ROMANOWSKI Zénon : 39 ans, polonais

                ROMANIUK Grégoire : polonais, ouvrier agricole, agent de liaison pour Vény,  en contact avec les Azeri et Arméniens de la garnison de Rodez, arreté le 15 août.

                THEVENON Albert : 21 ans, né en 1922, de La Tour du Pin (Isère), ouvrier de chaussure, chef du maquis du Bouscalous, arrêté le 15 juin à St-Victor –et- Melvieu,  avec Delaire et  Birebent chef de l’AS Aveyron depuis mai.

                WEINGARDT Henri : 22 ans, allemand de la  Sarre, manœuvre à Decazeville.

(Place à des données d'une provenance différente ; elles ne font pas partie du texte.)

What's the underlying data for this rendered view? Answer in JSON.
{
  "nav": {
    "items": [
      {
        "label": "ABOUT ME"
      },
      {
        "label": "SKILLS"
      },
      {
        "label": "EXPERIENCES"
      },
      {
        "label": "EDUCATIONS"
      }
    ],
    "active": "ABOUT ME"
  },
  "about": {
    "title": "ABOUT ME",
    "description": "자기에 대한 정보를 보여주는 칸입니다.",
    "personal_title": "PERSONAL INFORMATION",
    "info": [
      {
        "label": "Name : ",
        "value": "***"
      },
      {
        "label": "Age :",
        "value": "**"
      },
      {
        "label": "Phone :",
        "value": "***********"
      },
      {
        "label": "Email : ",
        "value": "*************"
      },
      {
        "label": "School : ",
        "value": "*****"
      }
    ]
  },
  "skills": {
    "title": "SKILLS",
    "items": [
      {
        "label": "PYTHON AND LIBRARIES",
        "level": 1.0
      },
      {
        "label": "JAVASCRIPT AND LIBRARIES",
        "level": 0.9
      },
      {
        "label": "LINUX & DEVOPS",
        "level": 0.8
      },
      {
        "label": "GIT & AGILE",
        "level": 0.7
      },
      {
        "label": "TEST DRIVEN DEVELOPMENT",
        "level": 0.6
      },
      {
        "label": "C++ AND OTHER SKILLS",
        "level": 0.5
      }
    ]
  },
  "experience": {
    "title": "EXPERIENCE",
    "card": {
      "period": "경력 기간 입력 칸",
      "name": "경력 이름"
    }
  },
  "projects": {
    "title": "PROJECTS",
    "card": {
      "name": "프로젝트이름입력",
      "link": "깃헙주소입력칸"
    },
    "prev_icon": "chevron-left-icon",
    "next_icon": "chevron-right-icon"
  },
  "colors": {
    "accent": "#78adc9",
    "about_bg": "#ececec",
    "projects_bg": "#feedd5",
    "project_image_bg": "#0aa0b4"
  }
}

                WORMSER Paul : chirurgien-dentiste, né  en 1905 à Colmar, venu de Tulle, arrêté à Lassouts  pour avoir tenté de porter secours aux blessés du combat de La Quille le 19 juillet, près d’Espalion. En 1936, aux J.O de Berlin, il avait obtenu une médaille de bronze en escrime (compétition par équipe d’épée).